1.1 trillion reasons SEO is still important

Over the past few months, I’ve been asked the same questions over and over again. Does SEO even matter anymore? Should we even bother? Are we better off just buying traffic?

It’s not surprising to hear these types of questions given the continued and aggressive focus of Google to drive searchers to click on paid ads, especially on mobile devices. But while it may appear that Google is now dominated by advertising, its numbers tell a slightly different story.

Digital Marketing
A phone showing SERP results showcasing SEO and organic rankings.

Organic search is absolutely, 100%, without a doubt still important, and as long as organic search is important, organic search optimization remains important. So let’s take a look at why organic search is still so important.

While Google rarely shares its search volume numbers and likely never will, the general consensus is that the search engine handles a mind-blowing 40,000 searches every second.

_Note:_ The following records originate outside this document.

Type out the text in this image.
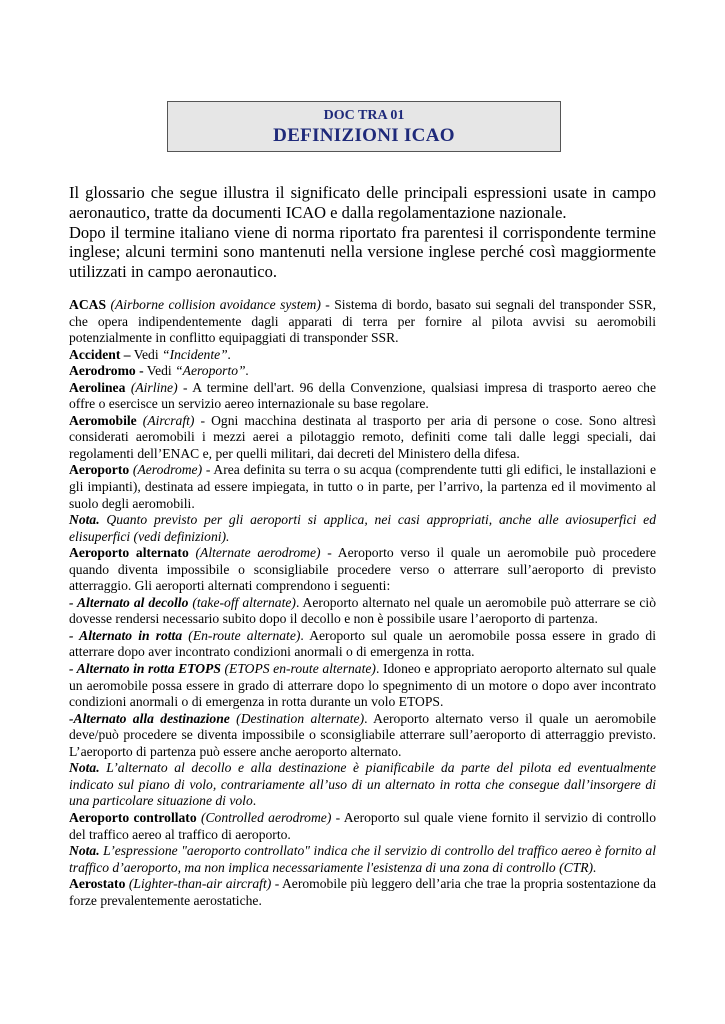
DOC TRA 01
DEFINIZIONI ICAO

Il glossario che segue illustra il significato delle principali espressioni usate in campo aeronautico, tratte da documenti ICAO e dalla regolamentazione nazionale.

Dopo il termine italiano viene di norma riportato fra parentesi il corrispondente termine inglese; alcuni termini sono mantenuti nella versione inglese perché così maggiormente utilizzati in campo aeronautico.

ACAS (Airborne collision avoidance system) - Sistema di bordo, basato sui segnali del transponder SSR, che opera indipendentemente dagli apparati di terra per fornire al pilota avvisi su aeromobili potenzialmente in conflitto equipaggiati di transponder SSR.

Accident – Vedi “Incidente”.

Aerodromo - Vedi “Aeroporto”.

Aerolinea (Airline) - A termine dell'art. 96 della Convenzione, qualsiasi impresa di trasporto aereo che offre o esercisce un servizio aereo internazionale su base regolare.

Aeromobile (Aircraft) - Ogni macchina destinata al trasporto per aria di persone o cose. Sono altresì considerati aeromobili i mezzi aerei a pilotaggio remoto, definiti come tali dalle leggi speciali, dai regolamenti dell’ENAC e, per quelli militari, dai decreti del Ministero della difesa.

Aeroporto (Aerodrome) - Area definita su terra o su acqua (comprendente tutti gli edifici, le installazioni e gli impianti), destinata ad essere impiegata, in tutto o in parte, per l’arrivo, la partenza ed il movimento al suolo degli aeromobili.

Nota. Quanto previsto per gli aeroporti si applica, nei casi appropriati, anche alle aviosuperfici ed elisuperfici (vedi definizioni).

Aeroporto alternato (Alternate aerodrome) - Aeroporto verso il quale un aeromobile può procedere quando diventa impossibile o sconsigliabile procedere verso o atterrare sull’aeroporto di previsto atterraggio. Gli aeroporti alternati comprendono i seguenti:

- Alternato al decollo (take-off alternate). Aeroporto alternato nel quale un aeromobile può atterrare se ciò dovesse rendersi necessario subito dopo il decollo e non è possibile usare l’aeroporto di partenza.

- Alternato in rotta (En-route alternate). Aeroporto sul quale un aeromobile possa essere in grado di atterrare dopo aver incontrato condizioni anormali o di emergenza in rotta.

- Alternato in rotta ETOPS (ETOPS en-route alternate). Idoneo e appropriato aeroporto alternato sul quale un aeromobile possa essere in grado di atterrare dopo lo spegnimento di un motore o dopo aver incontrato condizioni anormali o di emergenza in rotta durante un volo ETOPS.

-Alternato alla destinazione (Destination alternate). Aeroporto alternato verso il quale un aeromobile deve/può procedere se diventa impossibile o sconsigliabile atterrare sull’aeroporto di atterraggio previsto. L’aeroporto di partenza può essere anche aeroporto alternato.

Nota. L’alternato al decollo e alla destinazione è pianificabile da parte del pilota ed eventualmente indicato sul piano di volo, contrariamente all’uso di un alternato in rotta che consegue dall’insorgere di una particolare situazione di volo.

Aeroporto controllato (Controlled aerodrome) - Aeroporto sul quale viene fornito il servizio di controllo del traffico aereo al traffico di aeroporto.

Nota. L’espressione "aeroporto controllato" indica che il servizio di controllo del traffico aereo è fornito al traffico d’aeroporto, ma non implica necessariamente l'esistenza di una zona di controllo (CTR).

Aerostato (Lighter-than-air aircraft) - Aeromobile più leggero dell’aria che trae la propria sostentazione da forze prevalentemente aerostatiche.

SEO Tactics Lead to 40,000 searches. Every. Single. Second.

That’s a staggering 3.5 billion search queries every day and more than 1.2 trillion annually. These numbers, while estimated, have to some extent been confirmed by Google when, in 2014, it publicly mentioned it handled “trillions of searches” that year.

We also know Google generates 90% of its revenue from paid search ads. The company is very open about that. In 2017, Google will generate just over $100 billion in revenue from paid search, and it’s estimated the average cost-per-click across all industries will come in somewhere between $1–2. So lets do the math here.

An average CPC of just $1 would mean paid search generated clicks for 100 billon search queries. At a $2 CPC, paid search would generate clicks for just 50 billion search queries. So at $1, that means paid search ads only accounted for 8% of the more than 1.2 trillion searches users performed—leaving 92% of all search queries ending in non-paid clicks (AKA organic search). That number goes to 96% if you use $2 as the CPC (same revenue, fewer paid clicks, same search volumes).

Admittedly, my model here is using some speculative data. Lets say I’m off by a factor of 3, meaning the average CPC is only $0.33, which would mean an even larger percentage of clicks result from paid search ads. Even if that is the case, that means organic search accounts for more than 70% of all search clicks. We run thousands of paid search campaigns at Lightburn, that include hundreds of thousands of keyword and search phases across dozen of industries. When looking at our numbers we see an average of $1.45 per click for keyword campaigns and a lower average when factoring in our shopping campaigns. The blended across all campaign types comes in at almost exactly $1.00.

Google paid search is certainly nothing to ignore, but our research strongly suggests that that organic listings still take the lion’s share of SERP clicks – leaving you with 1.1 trillion reasons why organic search and SEO are still important.